Quanto às imagens de diagnóstico, os três doutores não duvidam: exames do tipo se justificam tão somente se a história médica ou o exame físico revelar anomalias importantes. Em geral, eles são inúteis, descobrindo achados incidentais ou não relacionados à dor percebida, requerem mais testes, custam mais tempo e dinheiro, e deixam os idosos gratuitamente preocupados. (Trata-se de uma opinião que já é consenso em países como Estados Unidos, Alemanha e Austrália, mas inexistente no Brasil, onde é praxe o médico obrigatoriamente pedir exames de imagem sob pena de perder o paciente.)

Exames de imagem se justificam somente se a história médica ou o exame físico revelar anomalias importantes

Mais adiante no artigo são apresentadas também técnicas destinadas a facilitar a avaliação da dor em idosos com habilidades verbais ou cognitivas limitadas.  É sugerido começar incentivando e ouvindo com atenção o relato do paciente, enquanto o comportamento dele (expressões faciais, vocalizações, posturas defensivas) é observado à procura de pistas sobre a dor.
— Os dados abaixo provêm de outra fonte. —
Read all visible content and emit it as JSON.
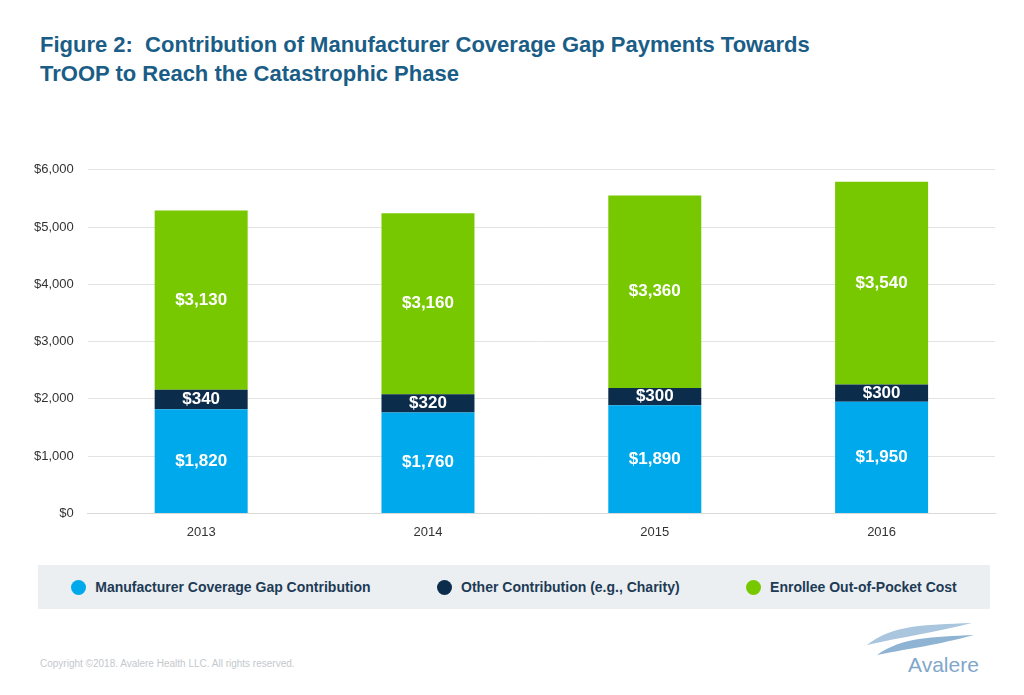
{
  "chart_data": {
    "type": "bar",
    "title": [
      "Figure 2:  Contribution of Manufacturer Coverage Gap Payments Towards",
      "TrOOP to Reach the Catastrophic Phase"
    ],
    "categories": [
      "2013",
      "2014",
      "2015",
      "2016"
    ],
    "series": [
      {
        "name": "Manufacturer Coverage Gap Contribution",
        "color": "#00a8ec",
        "values": [
          1820,
          1760,
          1890,
          1950
        ],
        "value_labels": [
          "$1,820",
          "$1,760",
          "$1,890",
          "$1,950"
        ]
      },
      {
        "name": "Other Contribution (e.g., Charity)",
        "color": "#0c2c4b",
        "values": [
          340,
          320,
          300,
          300
        ],
        "value_labels": [
          "$340",
          "$320",
          "$300",
          "$300"
        ]
      },
      {
        "name": "Enrollee Out-of-Pocket Cost",
        "color": "#77c800",
        "values": [
          3130,
          3160,
          3360,
          3540
        ],
        "value_labels": [
          "$3,130",
          "$3,160",
          "$3,360",
          "$3,540"
        ]
      }
    ],
    "ylim": [
      0,
      6000
    ],
    "yticks": [
      {
        "value": 0,
        "label": "$0"
      },
      {
        "value": 1000,
        "label": "$1,000"
      },
      {
        "value": 2000,
        "label": "$2,000"
      },
      {
        "value": 3000,
        "label": "$3,000"
      },
      {
        "value": 4000,
        "label": "$4,000"
      },
      {
        "value": 5000,
        "label": "$5,000"
      },
      {
        "value": 6000,
        "label": "$6,000"
      }
    ],
    "grid": true,
    "stacked": true,
    "data_labels": true,
    "legend": "bottom",
    "annotations": [
      "Copyright ©2018. Avalere Health LLC. All rights reserved.",
      "Avalere"
    ]
  }
}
Dados obtidos de membros da família completam o quadro.

Enfim, a minha ideia aqui não é reproduzir o artigo em questão, mas interessar você na sua leitura. Acabo de publicá-lo na íntegra e traduzido ao português, na seção ARTIGOS do blog.

Outras questões ali examinadas no Guia se referem a:

  • Diretrizes para o tratamento medicamentoso da dor crônica
  • Intervenções psicológicas disponíveis
  • Abordagens de reabilitação e exercício disponíveis
  • Quando os pacientes devem ser encaminhados para um especialista em dor?
  • Recursos educacionais adicionais
    1. Recursos para profissionais de saúde
    2. Recursos para pacientes


Eu penso que o Guia em pauta deveria ser leitura obrigatória para quem tem mais de 60 anos, ou pais preenchendo essa condição.

Você duvida?

Mal que eu lhe pergunte então: você e/ou eles periodicamente fazem uma avaliação geriátrica completa?

Não? Huuuuuum…., melhor ler aquele artigo, então.

Ahhh, e depois não se esqueça de divulgar – há 44 milhões de possíveis beneficiários na espreita.